17:41mareko: eric_engestrom: libgallium-$version.so is a linked lib now, not dlopen'd
17:42mareko: Mesa doesn't dlopen gallium drivers anymore
17:56stsquad: can the mesa intel drivers be built for non-x86 platforms? (I need to test the QEMU native context patches and wondered if cross-arch would work)
17:59eric_engestrom: mareko: ack, thanks!
18:40dj-death: stsquad: seems to build fine on a M1
20:20stsquad: dj-death: excellent.. just need to tweak my buildroot test image build
20:37eric_engestrom: dj-death: last I heard, i915 doesn't build on aarch64 (because libdrm_intel doesn't build); has that been fixed?

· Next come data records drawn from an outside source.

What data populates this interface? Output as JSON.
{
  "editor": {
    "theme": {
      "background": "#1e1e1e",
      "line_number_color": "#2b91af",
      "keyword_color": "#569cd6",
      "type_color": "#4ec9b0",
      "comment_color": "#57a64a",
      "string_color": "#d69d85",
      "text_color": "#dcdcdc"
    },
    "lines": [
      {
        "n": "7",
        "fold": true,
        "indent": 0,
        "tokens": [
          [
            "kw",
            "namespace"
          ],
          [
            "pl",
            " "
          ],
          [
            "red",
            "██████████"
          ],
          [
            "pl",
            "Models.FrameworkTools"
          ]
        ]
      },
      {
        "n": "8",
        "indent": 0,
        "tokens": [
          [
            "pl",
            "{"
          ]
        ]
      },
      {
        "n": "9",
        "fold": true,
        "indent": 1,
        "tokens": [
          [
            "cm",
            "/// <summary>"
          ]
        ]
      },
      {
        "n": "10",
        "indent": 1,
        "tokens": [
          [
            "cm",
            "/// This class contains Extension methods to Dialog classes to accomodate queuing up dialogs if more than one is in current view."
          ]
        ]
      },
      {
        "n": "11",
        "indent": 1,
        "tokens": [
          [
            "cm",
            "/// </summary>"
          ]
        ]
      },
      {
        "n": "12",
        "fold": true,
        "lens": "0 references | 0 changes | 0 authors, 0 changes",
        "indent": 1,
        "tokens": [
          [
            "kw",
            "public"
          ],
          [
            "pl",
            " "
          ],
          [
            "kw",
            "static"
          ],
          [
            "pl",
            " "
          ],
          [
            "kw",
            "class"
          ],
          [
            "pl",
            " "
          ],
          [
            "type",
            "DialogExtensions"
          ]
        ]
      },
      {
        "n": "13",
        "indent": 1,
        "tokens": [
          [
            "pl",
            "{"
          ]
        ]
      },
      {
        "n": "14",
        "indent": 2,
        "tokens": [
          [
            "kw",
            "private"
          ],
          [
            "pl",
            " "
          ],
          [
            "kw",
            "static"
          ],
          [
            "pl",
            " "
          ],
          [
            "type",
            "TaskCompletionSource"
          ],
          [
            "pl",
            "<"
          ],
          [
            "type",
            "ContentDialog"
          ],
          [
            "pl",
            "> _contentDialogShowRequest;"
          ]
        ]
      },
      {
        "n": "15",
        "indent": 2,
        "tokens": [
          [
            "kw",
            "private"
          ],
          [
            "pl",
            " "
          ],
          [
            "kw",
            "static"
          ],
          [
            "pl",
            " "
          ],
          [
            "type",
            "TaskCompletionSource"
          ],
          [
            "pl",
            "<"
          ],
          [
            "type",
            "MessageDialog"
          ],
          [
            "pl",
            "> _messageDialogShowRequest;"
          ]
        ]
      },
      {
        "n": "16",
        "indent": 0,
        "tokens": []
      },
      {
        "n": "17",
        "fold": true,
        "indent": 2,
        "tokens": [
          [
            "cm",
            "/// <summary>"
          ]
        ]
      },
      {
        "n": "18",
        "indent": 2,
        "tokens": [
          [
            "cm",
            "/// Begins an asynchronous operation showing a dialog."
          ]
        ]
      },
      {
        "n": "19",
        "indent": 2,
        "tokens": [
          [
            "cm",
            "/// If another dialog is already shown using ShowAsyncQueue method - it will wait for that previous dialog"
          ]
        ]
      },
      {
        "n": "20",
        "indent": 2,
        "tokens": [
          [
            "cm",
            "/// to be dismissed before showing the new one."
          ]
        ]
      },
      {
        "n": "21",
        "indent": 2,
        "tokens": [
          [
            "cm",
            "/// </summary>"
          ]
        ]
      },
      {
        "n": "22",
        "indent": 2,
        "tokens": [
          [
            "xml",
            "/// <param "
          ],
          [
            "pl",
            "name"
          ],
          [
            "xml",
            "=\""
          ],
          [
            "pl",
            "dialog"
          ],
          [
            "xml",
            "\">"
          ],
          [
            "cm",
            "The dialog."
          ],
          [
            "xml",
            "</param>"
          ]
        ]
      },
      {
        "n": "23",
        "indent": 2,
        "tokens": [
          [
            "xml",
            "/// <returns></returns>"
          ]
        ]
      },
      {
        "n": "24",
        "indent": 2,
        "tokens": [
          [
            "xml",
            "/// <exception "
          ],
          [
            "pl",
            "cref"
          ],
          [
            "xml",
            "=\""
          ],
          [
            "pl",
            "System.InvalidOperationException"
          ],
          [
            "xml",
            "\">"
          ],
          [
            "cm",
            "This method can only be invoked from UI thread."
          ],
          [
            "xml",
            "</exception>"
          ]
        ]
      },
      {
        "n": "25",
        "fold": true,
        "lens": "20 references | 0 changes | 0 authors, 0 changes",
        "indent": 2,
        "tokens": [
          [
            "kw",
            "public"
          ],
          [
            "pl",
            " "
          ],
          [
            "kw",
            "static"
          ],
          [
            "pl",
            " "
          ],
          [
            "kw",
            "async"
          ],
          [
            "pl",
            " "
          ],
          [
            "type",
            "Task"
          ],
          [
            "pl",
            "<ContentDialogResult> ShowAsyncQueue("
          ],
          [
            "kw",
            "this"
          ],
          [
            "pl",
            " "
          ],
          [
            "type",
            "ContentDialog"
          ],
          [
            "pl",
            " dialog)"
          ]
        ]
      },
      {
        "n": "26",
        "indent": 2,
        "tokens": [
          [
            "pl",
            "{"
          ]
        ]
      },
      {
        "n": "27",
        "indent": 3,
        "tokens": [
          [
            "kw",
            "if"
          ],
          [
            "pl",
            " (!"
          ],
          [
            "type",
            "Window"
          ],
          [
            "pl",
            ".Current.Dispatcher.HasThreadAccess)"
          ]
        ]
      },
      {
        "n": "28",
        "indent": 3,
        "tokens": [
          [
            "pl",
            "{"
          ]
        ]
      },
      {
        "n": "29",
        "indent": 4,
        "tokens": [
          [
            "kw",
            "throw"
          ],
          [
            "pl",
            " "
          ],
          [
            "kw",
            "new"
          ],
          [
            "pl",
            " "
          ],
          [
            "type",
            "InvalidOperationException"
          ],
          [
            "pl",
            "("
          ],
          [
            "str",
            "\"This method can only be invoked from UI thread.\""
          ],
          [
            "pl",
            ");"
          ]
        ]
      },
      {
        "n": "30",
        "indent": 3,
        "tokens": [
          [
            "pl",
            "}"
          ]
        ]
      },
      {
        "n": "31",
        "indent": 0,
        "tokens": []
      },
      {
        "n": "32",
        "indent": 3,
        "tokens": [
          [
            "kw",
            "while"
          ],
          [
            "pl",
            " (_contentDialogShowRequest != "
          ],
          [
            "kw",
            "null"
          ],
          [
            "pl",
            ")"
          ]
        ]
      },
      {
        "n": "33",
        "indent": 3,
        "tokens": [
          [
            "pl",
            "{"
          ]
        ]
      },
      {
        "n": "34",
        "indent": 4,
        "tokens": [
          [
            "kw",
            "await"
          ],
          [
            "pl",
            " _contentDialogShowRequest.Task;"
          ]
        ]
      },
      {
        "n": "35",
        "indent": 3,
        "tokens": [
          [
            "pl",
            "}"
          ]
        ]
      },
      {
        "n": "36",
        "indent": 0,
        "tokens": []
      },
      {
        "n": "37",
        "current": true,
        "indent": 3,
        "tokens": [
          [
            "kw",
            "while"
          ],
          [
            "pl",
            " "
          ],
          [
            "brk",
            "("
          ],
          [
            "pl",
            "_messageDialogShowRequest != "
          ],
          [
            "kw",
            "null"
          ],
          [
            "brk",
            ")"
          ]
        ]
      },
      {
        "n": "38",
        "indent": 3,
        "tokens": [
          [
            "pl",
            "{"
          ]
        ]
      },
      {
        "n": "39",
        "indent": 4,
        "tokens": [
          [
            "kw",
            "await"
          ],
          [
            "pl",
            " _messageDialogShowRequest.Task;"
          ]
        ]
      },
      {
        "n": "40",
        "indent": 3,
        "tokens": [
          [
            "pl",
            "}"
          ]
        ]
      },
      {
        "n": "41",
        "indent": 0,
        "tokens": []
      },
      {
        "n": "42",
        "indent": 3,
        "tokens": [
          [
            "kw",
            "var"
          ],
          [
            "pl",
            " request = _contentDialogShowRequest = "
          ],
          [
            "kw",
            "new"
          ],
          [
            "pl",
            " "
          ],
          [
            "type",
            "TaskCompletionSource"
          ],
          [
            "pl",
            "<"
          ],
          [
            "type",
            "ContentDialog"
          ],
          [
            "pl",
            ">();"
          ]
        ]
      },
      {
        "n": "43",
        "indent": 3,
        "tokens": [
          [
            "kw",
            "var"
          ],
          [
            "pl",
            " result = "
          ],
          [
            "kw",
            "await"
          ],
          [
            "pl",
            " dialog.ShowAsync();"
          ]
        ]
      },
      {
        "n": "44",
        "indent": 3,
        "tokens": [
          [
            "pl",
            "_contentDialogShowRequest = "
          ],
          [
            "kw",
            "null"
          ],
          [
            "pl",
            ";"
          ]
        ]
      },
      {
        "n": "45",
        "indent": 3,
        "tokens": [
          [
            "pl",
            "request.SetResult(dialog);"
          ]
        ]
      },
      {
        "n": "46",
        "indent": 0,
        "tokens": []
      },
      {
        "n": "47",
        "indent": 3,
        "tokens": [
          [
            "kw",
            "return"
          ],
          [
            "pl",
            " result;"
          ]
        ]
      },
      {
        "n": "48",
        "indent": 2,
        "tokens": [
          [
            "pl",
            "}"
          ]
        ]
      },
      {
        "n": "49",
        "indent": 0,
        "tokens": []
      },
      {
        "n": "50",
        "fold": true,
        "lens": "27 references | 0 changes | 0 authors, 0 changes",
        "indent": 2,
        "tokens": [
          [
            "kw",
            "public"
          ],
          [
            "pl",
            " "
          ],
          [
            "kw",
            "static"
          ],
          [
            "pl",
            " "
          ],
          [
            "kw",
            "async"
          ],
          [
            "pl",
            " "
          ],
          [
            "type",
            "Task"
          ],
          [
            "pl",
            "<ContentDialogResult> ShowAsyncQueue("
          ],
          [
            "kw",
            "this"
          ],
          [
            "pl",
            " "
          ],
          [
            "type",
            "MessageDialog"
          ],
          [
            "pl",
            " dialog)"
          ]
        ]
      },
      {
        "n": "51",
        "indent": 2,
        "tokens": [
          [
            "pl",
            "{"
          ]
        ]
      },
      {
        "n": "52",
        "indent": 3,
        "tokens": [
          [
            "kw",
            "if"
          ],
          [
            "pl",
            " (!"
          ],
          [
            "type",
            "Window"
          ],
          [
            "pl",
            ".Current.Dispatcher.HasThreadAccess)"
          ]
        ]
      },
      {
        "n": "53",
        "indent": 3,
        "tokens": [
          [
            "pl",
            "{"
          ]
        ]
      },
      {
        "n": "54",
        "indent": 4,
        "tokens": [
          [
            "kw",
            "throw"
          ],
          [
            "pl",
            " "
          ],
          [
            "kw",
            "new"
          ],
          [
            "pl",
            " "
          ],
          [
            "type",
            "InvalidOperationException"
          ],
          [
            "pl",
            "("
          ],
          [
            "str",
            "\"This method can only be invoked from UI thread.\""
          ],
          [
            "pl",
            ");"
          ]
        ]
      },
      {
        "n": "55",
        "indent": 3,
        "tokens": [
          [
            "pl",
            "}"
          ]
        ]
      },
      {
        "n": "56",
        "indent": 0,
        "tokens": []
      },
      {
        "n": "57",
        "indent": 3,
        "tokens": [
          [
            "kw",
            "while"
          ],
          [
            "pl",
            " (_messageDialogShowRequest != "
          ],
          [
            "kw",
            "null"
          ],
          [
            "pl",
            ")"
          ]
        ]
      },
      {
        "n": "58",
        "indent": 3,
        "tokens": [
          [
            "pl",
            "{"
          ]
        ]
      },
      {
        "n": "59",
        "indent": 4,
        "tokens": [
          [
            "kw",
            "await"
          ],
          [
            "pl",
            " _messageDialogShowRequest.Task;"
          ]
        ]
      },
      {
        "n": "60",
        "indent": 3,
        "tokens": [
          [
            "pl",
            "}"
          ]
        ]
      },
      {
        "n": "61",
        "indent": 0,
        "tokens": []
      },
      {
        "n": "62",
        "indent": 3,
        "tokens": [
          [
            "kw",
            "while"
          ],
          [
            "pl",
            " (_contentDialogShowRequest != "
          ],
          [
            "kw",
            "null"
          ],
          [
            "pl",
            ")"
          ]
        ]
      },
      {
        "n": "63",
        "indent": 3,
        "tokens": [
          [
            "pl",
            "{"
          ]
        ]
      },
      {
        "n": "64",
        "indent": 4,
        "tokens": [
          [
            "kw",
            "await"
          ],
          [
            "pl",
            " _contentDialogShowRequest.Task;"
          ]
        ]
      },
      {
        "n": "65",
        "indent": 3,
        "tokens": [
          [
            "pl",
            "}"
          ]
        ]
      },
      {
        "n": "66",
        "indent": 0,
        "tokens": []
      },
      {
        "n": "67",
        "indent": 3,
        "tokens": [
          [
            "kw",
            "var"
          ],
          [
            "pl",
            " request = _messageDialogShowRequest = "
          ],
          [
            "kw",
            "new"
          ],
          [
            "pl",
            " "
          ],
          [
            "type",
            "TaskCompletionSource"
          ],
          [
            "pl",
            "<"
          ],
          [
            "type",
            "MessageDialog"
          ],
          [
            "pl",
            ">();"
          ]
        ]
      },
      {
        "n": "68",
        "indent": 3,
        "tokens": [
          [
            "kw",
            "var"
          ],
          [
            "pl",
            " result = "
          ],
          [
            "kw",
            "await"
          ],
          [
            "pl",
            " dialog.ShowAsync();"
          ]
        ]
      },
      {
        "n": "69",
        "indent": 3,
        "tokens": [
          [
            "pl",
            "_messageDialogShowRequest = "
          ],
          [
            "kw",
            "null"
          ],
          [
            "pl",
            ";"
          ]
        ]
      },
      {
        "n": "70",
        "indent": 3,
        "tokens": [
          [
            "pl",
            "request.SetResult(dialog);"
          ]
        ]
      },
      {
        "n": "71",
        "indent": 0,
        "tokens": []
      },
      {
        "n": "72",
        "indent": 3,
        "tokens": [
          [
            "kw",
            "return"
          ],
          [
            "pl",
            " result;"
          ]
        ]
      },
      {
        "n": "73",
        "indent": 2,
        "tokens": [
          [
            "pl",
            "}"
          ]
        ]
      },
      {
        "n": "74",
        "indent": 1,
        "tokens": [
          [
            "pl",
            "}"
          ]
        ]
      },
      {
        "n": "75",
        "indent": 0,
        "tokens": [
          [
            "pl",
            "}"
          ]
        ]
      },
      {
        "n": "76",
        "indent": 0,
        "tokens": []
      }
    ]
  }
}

20:37eric_engestrom: but crocus and iris build fine
21:46kismetrealm: so what we have is a tree of index+const to derive other specifiers. for an example the algorithm goes like this: 883 is 115+768, index component is just contiguous where as data powers are in fact taken more carefully to reflect certain none colliding minified powers to perform calculus. But the other things first. The modulation of 883 is 443+440 as told, where the first term goes as
21:46kismetrealm: base of 256 +value of 72 index of 115 and second term as base of 256 + length/distance of 69 + index of 256, now final term being valuedelta 141 which comes as 1024-883 and indexdelta coming as 1024-883-115=26, now the last calculus is also hashsum capable i call them sumvector capable but more on this later. Now very important construct is 397 inverse index. Now we start to
21:46kismetrealm: separate/synthesize the value: 883-397-141-16-320=9 (notice the cross referencing) now 141 aka 69+72+397+397+397+397-883-883=-37 so 883+883-69-72-397-397-397-397=37 so 9 added to it is 46 so we add 26 and the result comes back as 72. Now this algorithm is the last in place version, considered slightly superior than the last i offered, since now all you maintain is a tree of index+const
21:46kismetrealm: or twice inverse index+index aka, 397+397+115-26 is also 883. Now we demonstrate/show as to how we do sumvector calculations on getting the ideltas. And the relevant arithmetics is here: 894.00+883+888+120−115−126=2544 2560-2544=16 894.00+883+888+115−126−120=2534 2560-2534=26 894.00+883+888+126−115−120=2556 2560-2556=4 , where we added one more subterm to hashsum 894 is
21:46kismetrealm: 126+72+256+57+126+256=894 also coming as said before as 126+386+386-4. So that's all folks today the in place versions work great , and filesystem is possible to be built. Last real algorithm was not in place and was spread to the world by me as nickname boratfromkz 2024-11-11 17:33 on #dri-devel i.e same channel. Have fun.